Ref (type) Population Outcome, Interventions Results and statistical analysis Effect size Favours
Miscarriage rates

RCT
40 women with 3 or more consecutive miscarriages and high uNK cells on screening Proportion of women who had a miscarriage
8/20 (40%) with prednisolone
12/20 (60%) with placebo

RR 0.67
95% CI 0.4 to 1.3
P value not reported
The RCT may have been too small to demonstrate clinically important differences (see Further information on studies)
Not significant

Live birth rates

Corticosteroids compared with placebo/no treatment We don't know whether prednisolone is more effective than placebo at increasing live births in women with unexplained recurrent miscarriage who have high uNK cells on screening (very low-quality evidence).
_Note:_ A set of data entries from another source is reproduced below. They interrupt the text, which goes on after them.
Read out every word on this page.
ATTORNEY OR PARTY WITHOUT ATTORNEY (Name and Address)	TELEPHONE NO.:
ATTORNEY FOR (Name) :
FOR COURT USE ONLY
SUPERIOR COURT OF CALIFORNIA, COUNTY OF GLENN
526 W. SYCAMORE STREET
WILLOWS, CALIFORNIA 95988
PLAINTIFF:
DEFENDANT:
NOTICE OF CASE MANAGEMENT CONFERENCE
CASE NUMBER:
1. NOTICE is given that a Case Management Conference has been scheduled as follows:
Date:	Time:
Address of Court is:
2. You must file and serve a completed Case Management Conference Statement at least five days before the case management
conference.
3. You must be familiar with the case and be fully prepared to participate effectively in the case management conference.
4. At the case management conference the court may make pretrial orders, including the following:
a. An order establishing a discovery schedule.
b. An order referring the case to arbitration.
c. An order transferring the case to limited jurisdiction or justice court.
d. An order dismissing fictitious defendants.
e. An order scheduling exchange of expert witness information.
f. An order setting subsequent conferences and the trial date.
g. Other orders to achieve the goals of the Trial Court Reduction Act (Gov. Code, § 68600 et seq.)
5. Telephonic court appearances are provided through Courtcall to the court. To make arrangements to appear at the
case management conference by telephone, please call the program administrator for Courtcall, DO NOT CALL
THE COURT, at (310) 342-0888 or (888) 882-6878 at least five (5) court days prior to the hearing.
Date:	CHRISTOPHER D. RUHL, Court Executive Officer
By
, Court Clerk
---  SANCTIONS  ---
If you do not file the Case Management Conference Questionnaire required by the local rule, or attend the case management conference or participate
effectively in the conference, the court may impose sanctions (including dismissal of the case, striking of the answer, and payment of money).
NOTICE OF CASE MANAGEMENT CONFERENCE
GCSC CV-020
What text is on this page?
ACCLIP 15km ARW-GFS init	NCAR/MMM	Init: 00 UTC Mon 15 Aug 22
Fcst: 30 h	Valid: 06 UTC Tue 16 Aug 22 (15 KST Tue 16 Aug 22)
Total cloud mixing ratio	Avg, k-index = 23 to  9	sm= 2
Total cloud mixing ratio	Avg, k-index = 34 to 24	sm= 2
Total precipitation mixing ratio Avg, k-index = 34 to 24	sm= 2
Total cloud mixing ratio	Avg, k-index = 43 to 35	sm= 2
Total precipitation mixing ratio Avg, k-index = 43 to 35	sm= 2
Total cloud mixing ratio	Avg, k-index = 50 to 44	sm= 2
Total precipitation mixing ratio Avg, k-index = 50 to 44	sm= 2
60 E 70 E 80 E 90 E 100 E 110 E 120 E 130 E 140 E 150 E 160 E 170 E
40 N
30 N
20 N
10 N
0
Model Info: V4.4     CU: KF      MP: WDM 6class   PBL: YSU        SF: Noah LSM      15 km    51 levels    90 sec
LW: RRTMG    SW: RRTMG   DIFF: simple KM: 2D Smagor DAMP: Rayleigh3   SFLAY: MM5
Ref (type) Population Outcome, Interventions Results and statistical analysis Effect size Favours
Live birth rates

RCT
40 women with 3 or more consecutive miscarriages and high uNK cells on screening Proportion of women who had a live birth
12/20 (60%) with prednisolone
8/20 (40%) with placebo

RR 1.5
95% CI 0.8 to 2.9
P value not reported
The RCT may have been too small to demonstrate clinically important differences (see Further information on studies)
Not significant

Adverse effects

Ref (type) Population Outcome, Interventions Results and statistical analysis Effect size Favours
Adverse effects

RCT
40 women with 3 or more consecutive miscarriages and high uNK cells on screening Proportion of women who delivered preterm at <37 weeks
1/20 (5%) with prednisolone
0/20 (0%) with placebo

RR 3.0
95% CI 0.1 to 69.5
P value not reported
Not significant

Further information on studies

The RCT noted that limitations included lack of power to test efficacy or safety, there was some inconsistency in the start date of trial medication, and that this may have affected the outcome in the active treatment group.

Comment

Clinical guide

There is considerable recent interest in the presence of natural killer cells in women with recurrent miscarriage. It is not known whether serum levels or uterine levels are the most important, nor the best way to measure them. It is hoped that further trials will be performed to help elucidate this area of interest in recurrent miscarriage.

Substantive changes

Corticosteroids One RCT added. Evidence re-evaluated. Categorisation unchanged (unknown effectiveness).